Flower-head - Solitary, golden yellow, to 2 in. across, containing 150 to 200 perfect ray florets on a flat receptacle at the top of a hollow, milky scape 2 to 18 in. tall. Leaves: From a very deep, thick, bitter root; oblong to spatulate in outline, irregularly jagged. Preferred Habitat - Lawns, fields, grassy waste places. Flowering Season - Every month in the year. Distribution - Around the civilized world.

"Dear common flower that grow'st beside the way,
Fringing the dusty road with harmless gold.
. . . .
Gold such as thine ne'er drew the Spanish prow
Through the primeval hush of Indian seas,
Nor wrinkled the lean brow
Of age, to rob the lover's heart of ease.

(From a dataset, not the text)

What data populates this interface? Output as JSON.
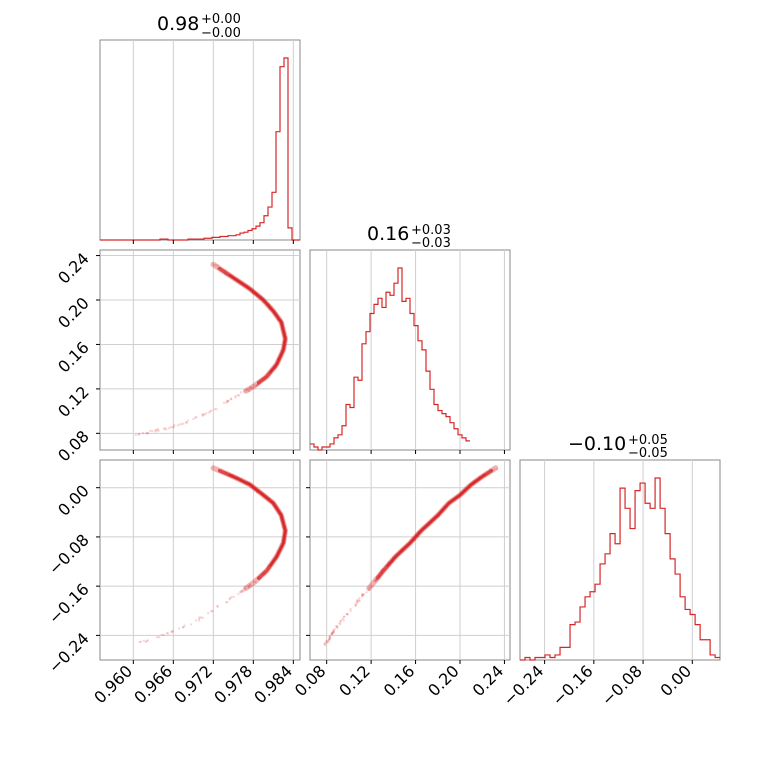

'Tis the spring's largess, which she scatters now
To rich and poor alike, with lavish hand
Though most hearts never understand
To take it at God's value, but pass by
The offered wealth with unrewarded eye."

Let the triumphant Anglo-Saxon with dreams of expansion that include the round earth, the student of sociology who wishes an insight into cooperative methods as opposed to individualism, the young man anxious to learn how to get on, parents with children to be equipped for the struggle for existence, business men and employers of labor, all sit down beside the dandelion and take its lesson to heart. How has it managed without navies and armies - for it is no imperialist - to land its peaceful legions on every part of the civilized world and take possession of the soil? How can this neglected wayside composite weed triumph over the most gorgeous hothouse individual on which the horticulturist expends all the science at his command; to flourish where others give up the struggle defeated; to send its vigorous offspring abroad prepared for similar conquest of adverse conditions wherever met to attract myriads of customers to its department store, and by consummate executive ability to make every visitor unwittingly contribute to its success? Any one who doubts the dandelion's fitness to survive, should humble himself by spending days and weeks on his knees, trying to eradicate the plant from even one small lawn with a knife, only to find the turf starred with golden blossoms, or, worse still from his point of view, hoary with seed balloons, the following spring.